I celebrate myself, and sing myself,

And what I assume you shall assume,

For every atom belonging to me as good belongs to you.

I loafe and invite my soul,

I lean and loafe at my ease observing a spear of summer grass.

Walt Whitman

There is also a universal presence-ing, a primordial sense of “Being” that states, “it has always been so!” Although I am painting my momentary experience, I am merging it with a feeling of wholeness that encompasses more than right here, right now. This is a collective memory, a shared memory that we hold within ourselves where we can say, “yes, this is true,” without ever pointing to a direct, physical experience in time. This primordial sublime attunement, when held in play within the image, gives that image a visionary quality, a lasting taste on the tongue, an image suspended within our personal memory.

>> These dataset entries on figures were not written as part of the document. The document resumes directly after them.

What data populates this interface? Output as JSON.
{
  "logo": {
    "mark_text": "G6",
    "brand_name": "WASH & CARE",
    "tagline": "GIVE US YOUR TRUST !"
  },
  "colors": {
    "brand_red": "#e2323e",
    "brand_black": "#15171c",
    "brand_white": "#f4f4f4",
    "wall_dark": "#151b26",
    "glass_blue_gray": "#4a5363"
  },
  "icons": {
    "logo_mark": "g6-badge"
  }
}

Judith Reeve, The Crossroad, January, 20″ x 30″, oil (available in the gallery)

The artist holds this universal presence and their individual presence through their sensual application of paint, the calligraphic marks of technique. When done well, there exists a point of tension and a point of release within this approach. The point of tension might be the accurate rendering of form and color, a heightened feeling in the focal area. The point of release might be a vague dissolution of spatial area, a softness of focus, or a dissolving into mystery. Both aspects are held in balance through a give and take, creating movement and engagement, drawing the viewer in, and causing him to reflect.

Art is a representation of life in the form of a new and distinct potencey. The greatness of art is not in the display of knowledge, or in material accuracy, but in the distinctness with which it conveys the impressions of a personal vital force, that acts spontaneously, without fear or hesitation.

Inness (1879)

Rockwell Kent embodied this ‘vital force,’ both physically through his arduous adventures in Alaska and Greenland and through his paintings that speak of man’s existential placement within a world of Neitzscheian potency. But what Kent struggled with was leaving the ill-defined as such, that which can’t be delineated outright.

I think the effervescent similitude required to hold together this point of tension and point of release is the most difficult to convey. To allow space for the undefinable, which Inness expressed as “that which hides itself that we may feel after it,” is contrary to our materialistic and scientific mentality. Allowing mystery to coincide with our lived experience, that which we can’t exactly put our finger on is immensely difficult. But as artists engaged in the practice of image making, it is our struggle to define, and yet not quite define, what we see, allowing space for a hidden presence. The story of this struggle becomes the painting itself, held as a gift, not a commodity, to the world.